Формулируя в своей переписке кодекс литературного творчества, он выставляет одним из первых пунктов требование сплошной объективности. Это остается его правилом навсегда. «Чем объективнее, тем сильнее выходит впечатление», – пишет он уже в 1892 г.

И какой чисто флоберовский принцип формулирует он в письме к Суворину:

«Художник должен быть не судьею своих персонажей, а только беспристрастным свидетелем».

Это требование строгой объективности сознательно изгоняет из литературного творчества весь элемент лирической чувствительности. Флобер признавал известную степень холодности высшим качеством писательского темперамента. Чехов в своих письмах к молодым авторам не перестает повторять те же заветы. Он постоянно предостерегает их от сентиментальности или слезливости.

«Когда изображаете горемык и бесталанных и хотите разжалобить читателя, то старайтесь быть холоднее – это дает чужому горю как бы фон, на котором оно вырисуется рельефнее. А то у вас и герои плачут, и вы вздыхаете. Да, будьте холодны».

Таким чисто флоберовским каноном Чехов завершает одно из своих писем о методах писательской работы.

Наконец, и флоберовский принцип интенсивной жизненности в описаниях был им целиком воспринят. Кажется, руководящим началом оставался для него всегда знаменитый завет Флобера: – Когда вы описываете закат, страница должна казаться кровавой, когда изображает луг – зеленой.

Это вечный критерий Чехова.
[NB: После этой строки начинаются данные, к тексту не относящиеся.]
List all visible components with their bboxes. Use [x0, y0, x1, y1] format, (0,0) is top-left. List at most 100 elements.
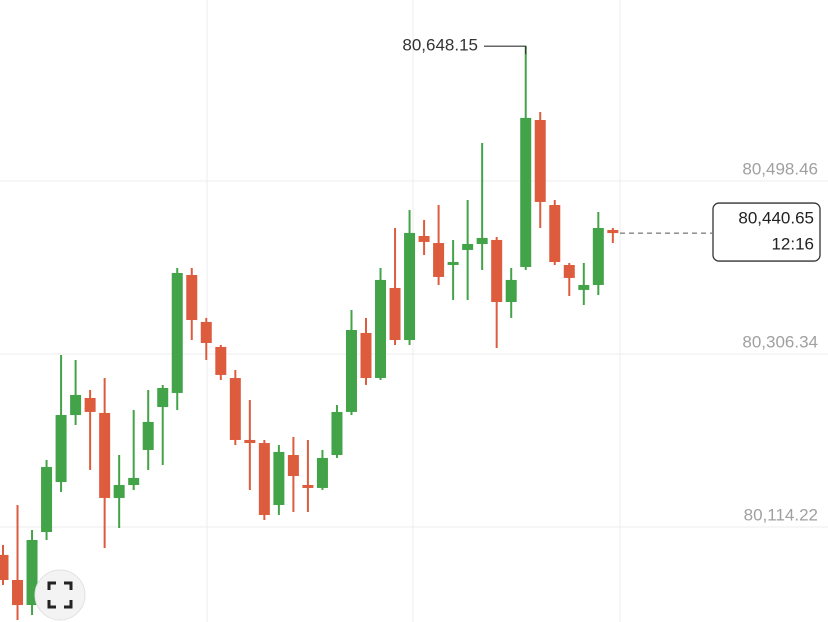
candle-body — [157, 388, 169, 408]
candle — [491, 236, 503, 349]
candle — [12, 504, 24, 620]
time-label: 12:16 — [771, 235, 814, 254]
candle-body — [200, 321, 212, 343]
candle — [70, 359, 82, 426]
candle — [113, 455, 125, 528]
candle-body — [244, 439, 256, 444]
candle-body — [99, 412, 111, 498]
candle — [520, 46, 532, 270]
candle-body — [84, 398, 96, 412]
last-price-box — [712, 202, 821, 262]
candle — [84, 389, 96, 470]
y-tick-label: 80,306.34 — [742, 333, 818, 352]
candle-body — [55, 415, 67, 483]
candle — [549, 199, 561, 265]
max-label: 80,648.15 — [402, 36, 478, 55]
annotations: 80,648.15 80,440.65 12:16 — [402, 36, 821, 262]
grid: 80,114.22 80,306.34 80,498.46 — [0, 159, 828, 528]
candle — [534, 111, 546, 228]
candle-body — [375, 279, 387, 379]
candle-body — [462, 244, 474, 250]
candle — [316, 449, 328, 490]
candle — [0, 544, 9, 585]
fullscreen-button[interactable] — [34, 569, 86, 621]
candle — [142, 389, 154, 470]
candle — [200, 317, 212, 360]
candle — [215, 344, 227, 380]
candle-body — [171, 273, 183, 393]
candle-body — [128, 477, 140, 485]
candle — [360, 317, 372, 385]
candle-body — [273, 451, 285, 505]
candle — [258, 439, 270, 521]
candles — [0, 46, 619, 620]
candle — [273, 445, 285, 515]
candle-body — [302, 484, 314, 488]
candle-body — [287, 455, 299, 476]
candle — [302, 439, 314, 513]
candle — [447, 239, 459, 301]
candle — [563, 263, 575, 296]
candle-body — [491, 239, 503, 303]
candle-body — [331, 411, 343, 456]
candle-body — [142, 421, 154, 450]
candle-body — [12, 579, 24, 606]
candle-body — [316, 457, 328, 488]
candle-body — [476, 237, 488, 245]
candle — [418, 219, 430, 255]
candle-body — [592, 227, 604, 285]
candle — [345, 310, 357, 416]
candle — [331, 405, 343, 458]
candle — [404, 209, 416, 345]
candle — [171, 267, 183, 410]
candle-body — [258, 443, 270, 515]
candle-body — [607, 229, 619, 234]
candle-body — [389, 287, 401, 341]
candle — [505, 267, 517, 318]
candle-body — [70, 394, 82, 416]
candle — [186, 267, 198, 341]
candle-body — [563, 264, 575, 278]
candle-body — [229, 378, 241, 440]
candle-body — [578, 284, 590, 290]
candle — [375, 267, 387, 380]
candle — [462, 199, 474, 301]
last-price-label: 80,440.65 — [738, 209, 814, 228]
candle-body — [505, 279, 517, 303]
fullscreen-icon[interactable] — [47, 581, 73, 609]
max-connector — [484, 45, 527, 55]
candle — [592, 211, 604, 295]
candle — [476, 142, 488, 270]
candle — [433, 205, 445, 285]
candle — [244, 399, 256, 490]
candle-body — [447, 262, 459, 265]
y-tick-label: 80,114.22 — [744, 506, 818, 525]
candle-body — [418, 235, 430, 242]
candle — [41, 459, 53, 541]
candle-body — [360, 332, 372, 379]
button-circle[interactable] — [34, 569, 86, 621]
candle-body — [345, 330, 357, 412]
candle — [389, 227, 401, 345]
candle — [287, 436, 299, 513]
candle — [55, 354, 67, 493]
candle — [128, 409, 140, 490]
candle-body — [433, 243, 445, 277]
candle-body — [215, 346, 227, 375]
candle-body — [404, 232, 416, 341]
candle-body — [0, 554, 9, 580]
candle-body — [534, 120, 546, 202]
y-tick-label: 80,498.46 — [742, 159, 818, 178]
candle — [578, 263, 590, 305]
candle-body — [41, 466, 53, 533]
candle-body — [26, 540, 38, 606]
candle-body — [186, 274, 198, 321]
candle-body — [520, 117, 532, 267]
candle-body — [549, 205, 561, 263]
candle — [607, 227, 619, 244]
candle — [26, 530, 38, 616]
candle — [157, 384, 169, 466]
candle — [99, 378, 111, 549]
candle — [229, 369, 241, 446]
Когда он пишет «Степь», он хочет, чтобы от рассказа пахло сеном, и, заканчивая свою повесть, он с удовольствием сообщает, что от страниц его веет летом и степью.

– «Я дал такую картину климата, что при чтении становится холодно», – сообщает он о своем «Сахалине».
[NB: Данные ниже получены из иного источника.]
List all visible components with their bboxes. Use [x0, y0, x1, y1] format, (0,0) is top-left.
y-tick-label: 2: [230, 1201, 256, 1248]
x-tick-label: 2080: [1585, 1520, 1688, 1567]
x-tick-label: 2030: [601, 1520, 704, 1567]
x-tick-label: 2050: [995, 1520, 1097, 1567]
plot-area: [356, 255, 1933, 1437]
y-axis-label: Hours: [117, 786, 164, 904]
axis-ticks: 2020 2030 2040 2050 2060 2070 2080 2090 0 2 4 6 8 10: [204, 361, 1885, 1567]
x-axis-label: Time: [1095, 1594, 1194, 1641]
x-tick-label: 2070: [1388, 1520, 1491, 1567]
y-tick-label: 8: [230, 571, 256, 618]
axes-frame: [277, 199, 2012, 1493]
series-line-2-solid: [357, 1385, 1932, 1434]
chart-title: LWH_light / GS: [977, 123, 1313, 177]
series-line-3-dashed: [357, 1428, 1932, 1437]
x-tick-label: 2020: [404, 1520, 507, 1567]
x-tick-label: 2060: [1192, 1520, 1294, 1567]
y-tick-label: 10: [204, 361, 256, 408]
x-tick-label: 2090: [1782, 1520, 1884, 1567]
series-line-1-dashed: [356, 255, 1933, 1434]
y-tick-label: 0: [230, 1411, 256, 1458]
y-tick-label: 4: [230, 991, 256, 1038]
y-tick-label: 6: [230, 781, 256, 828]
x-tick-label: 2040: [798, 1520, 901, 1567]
И таковы же его советы другим писателям. «Женщин нужно описывать так, чтобы читатель чувствовал, что вы в расстегнутой жилетке и без галстука», – советует он одному из своих литературных корреспондентов. В своих письмах он хвалит Сенкевича и Золя за умение давать такие живые описания, что читателю хочется позавтракать в Плошове, жениться на Анельке или обнять Клотильду.

Но непосредственным и главным учителем литературной формы неизменно оставался для Чехова Мопассан. При чеховской любви к краткости, при его пристрастии к маленькому рассказу, Мопассан показался ему непревзойденным художником. Он дал Чехову совершенные образцы ярких литературных пейзажей в трех строках и полных человеческих характеристик в нескольких штрихах. Он убедил Чехова, что краткость – сестра таланта, и научил его сжимать свои образы и раздумья до последней степени концентрации. Он открыл Чехову художественную тайну этих маленьких рассказов без завязки и развязки, без вступления и заключения, с незначащим заглавием и почти что без сюжета, которые кажутся простым обрывком мимоидущей действительности и являются завершающей ступенью сложнейшего и утонченнейшего искусства.

В области литературной формы Мопассан раскрыл Чехову первые приемы перехода от бытового реализма к реализму символическому. То чеховское еле заметное истечение символа из простых жизненных отношений, которым отмечен последний период его творчества, уже определенно намечается у Мопассана. Постоянное наблюдение жизни приводило его к тому синтетическому раздумию, за которым уже начинается философское обобщение собранных фактов. Пристальное всматривание в случайный ход житейских событий в конечном выводе раскрывало в них какие-то таинственные связи, неуловимые соотношения, весь тот сложный комплекс предчувствий, предзнаменований, сердечных подсказов и фактических совпадений, который возносится над серым миром ежедневной действительности каким-то загадочным и вещим обозначением.

Этот символизм обыденной жизни проходит через все крупнейшие создания Мопассана. События здесь уже таинственно завязываются в узлы какой-то фаталистической ткани, внешняя жизнь беспрестанно возвещает будущие трагедии. Раздавленный омнибусом Оливье Бертон как бы олицетворяет свою умирающую любовь к графине. Пылающие письма, обагренные потоками тающего сургуча, завершают горестным знаком печальную историю их отношений. Христиана в «Mont-Oriol» (роман, которым Чехов восхищается в своих письмах), еще до наступления своей несчастной любви, в первые дни своего приезда на курорт, присутствует при ужасной смерти маленькой черной собачки. Уходя с общественного торжества, она случайно ступает на клочок окровавленного мяса, покрытого черной шерстью, не различая еще в этом мелком факте того грозного эпиграфа, который сама действительность надписывает над ее будущей судьбою.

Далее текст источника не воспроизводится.